Claude’s new faith is expressed by David Gerhardt’s dim, vaguely pagan hopes of immortality, and by the girl Claude meets in the carefully tended garden of the convent, outside a shelled Red Cross barrack. The convent setting pays a characteristic tribute to order and tradition preserved against heavy obstacles. Values can be made to last, even if objects cannot. ‘ “This war has taught us all how little the made things matter,” ’ the girl says. ‘ “Only the feeling matters.’ ” [OOO, p.386] Claude responds with a hazy but consolatory sense that it is possible to transcend the ‘dump-heap’ of rubbish and destruction and win through to some other intangible world of value:
Ruin and new birth; the shudder of ugly things in the past, the trembling image of beautiful ones on the horizon; finding and losing; that was life, he saw. [OOO, p.391]
The kn
ight questing for redemption through renunciation in the waste land, and seeing beautiful visionary possibilities trembling on the horizon, derives all too manifestly from Wagner.37 Like The Song of the Lark, One of Ours yokes literal Wagnerian narrative methods to a Wagnerian leitmotif.38 Claude is meant to be like Parsifal, ‘the blameless fool by pity enlightened’ of Wagner’s last opera, who is brought up as an innocent by his mother, Herzeleide (‘Heart’s Sorrow’) and who, after discovering his identity and resisting the temptation of the seductive Kundry, at last after years of wandering heals the wound of the old King and inherits the Holy Grail. Cather had planned to call the last section ‘The Blameless Fool by Pity Enlightened’, but decided that this was too explicitly Wagnerian, and changed it to ‘Bidding the Eagles of the West Fly On’, from Vachel Lindsay’s chauvinist poem to William Jennings Bryan,39 thus fleetingly identifying Claude with a lost hero of the agrarian movement. But the mythological status of her hero is still explicit. The ship he goes to France on is named after the father of Aeneas, founder of the Italian empire. Claude’s friendship with Gerhardt is sealed in a wood with trees curving like ‘the pictures of old Grecian lyres’. They might be Achilles and Patroclus – or Orpheus and Eurydice.
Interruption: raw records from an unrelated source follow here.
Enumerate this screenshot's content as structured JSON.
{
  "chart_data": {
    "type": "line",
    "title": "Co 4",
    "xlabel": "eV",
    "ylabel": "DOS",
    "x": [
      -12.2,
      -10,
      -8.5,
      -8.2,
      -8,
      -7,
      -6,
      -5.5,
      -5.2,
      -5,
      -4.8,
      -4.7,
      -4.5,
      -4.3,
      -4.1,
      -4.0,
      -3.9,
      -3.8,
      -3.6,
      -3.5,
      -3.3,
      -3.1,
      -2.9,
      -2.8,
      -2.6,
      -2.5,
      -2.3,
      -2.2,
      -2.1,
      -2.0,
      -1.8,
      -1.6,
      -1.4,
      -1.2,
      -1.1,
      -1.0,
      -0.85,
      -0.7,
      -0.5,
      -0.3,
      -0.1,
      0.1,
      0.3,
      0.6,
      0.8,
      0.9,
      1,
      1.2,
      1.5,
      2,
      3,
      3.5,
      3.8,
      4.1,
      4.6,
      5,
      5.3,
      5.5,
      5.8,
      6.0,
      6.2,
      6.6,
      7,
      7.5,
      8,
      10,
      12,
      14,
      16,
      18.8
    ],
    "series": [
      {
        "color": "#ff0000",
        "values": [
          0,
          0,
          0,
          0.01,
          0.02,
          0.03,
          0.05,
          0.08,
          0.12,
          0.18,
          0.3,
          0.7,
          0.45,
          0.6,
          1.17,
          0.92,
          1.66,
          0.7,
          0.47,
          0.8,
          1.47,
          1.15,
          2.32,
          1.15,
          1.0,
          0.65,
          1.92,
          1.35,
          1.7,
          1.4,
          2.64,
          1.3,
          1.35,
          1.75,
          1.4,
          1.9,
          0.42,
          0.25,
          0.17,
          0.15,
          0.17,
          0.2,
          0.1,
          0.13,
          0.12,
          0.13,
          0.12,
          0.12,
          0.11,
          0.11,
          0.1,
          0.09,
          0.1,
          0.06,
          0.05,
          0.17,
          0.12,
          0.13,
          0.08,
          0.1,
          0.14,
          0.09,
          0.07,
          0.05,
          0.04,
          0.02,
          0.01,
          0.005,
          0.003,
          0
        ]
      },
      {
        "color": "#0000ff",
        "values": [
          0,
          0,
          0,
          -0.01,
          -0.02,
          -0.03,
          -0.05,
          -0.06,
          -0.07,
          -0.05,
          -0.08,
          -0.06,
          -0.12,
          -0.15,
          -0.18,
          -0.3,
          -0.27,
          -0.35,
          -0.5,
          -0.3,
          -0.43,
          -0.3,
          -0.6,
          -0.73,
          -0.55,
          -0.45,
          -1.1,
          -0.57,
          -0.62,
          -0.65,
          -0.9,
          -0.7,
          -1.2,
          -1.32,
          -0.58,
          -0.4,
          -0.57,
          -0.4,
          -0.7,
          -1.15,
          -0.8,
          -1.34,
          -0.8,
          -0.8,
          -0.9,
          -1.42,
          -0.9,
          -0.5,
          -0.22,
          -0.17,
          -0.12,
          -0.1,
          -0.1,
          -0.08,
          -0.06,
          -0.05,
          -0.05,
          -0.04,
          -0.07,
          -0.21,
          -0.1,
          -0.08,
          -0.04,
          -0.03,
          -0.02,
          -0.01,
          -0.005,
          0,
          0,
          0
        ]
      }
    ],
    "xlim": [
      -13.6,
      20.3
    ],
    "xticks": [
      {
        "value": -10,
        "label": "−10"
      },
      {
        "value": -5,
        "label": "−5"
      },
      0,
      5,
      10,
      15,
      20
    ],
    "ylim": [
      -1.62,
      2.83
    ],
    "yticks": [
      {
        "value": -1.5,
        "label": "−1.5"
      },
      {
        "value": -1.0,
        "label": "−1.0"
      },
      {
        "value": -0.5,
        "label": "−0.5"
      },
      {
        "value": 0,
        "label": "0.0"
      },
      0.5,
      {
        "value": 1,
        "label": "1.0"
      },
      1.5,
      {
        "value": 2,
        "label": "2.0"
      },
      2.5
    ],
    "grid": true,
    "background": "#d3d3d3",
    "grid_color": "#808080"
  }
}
The possibility of reading modern destinies in terms of ancient history is underlined, half comically, by an officer in Claude’s battalion who has excavated, in Spain, the ruins of ‘one of Julius Caesar’s fortified camps’, and can talk of nothing but the Roman Emperor’s campaigns: ‘Everything was in the foreground with him; centuries made no difference.’ [OOO, p.314] When a soldier reads an item from the Kansas City Star which says that a group of British Tommies in Mesopotamia have come across what they think is the site of the Garden of Eden, a religious Swedish boy, Oscar Peterson, is outraged.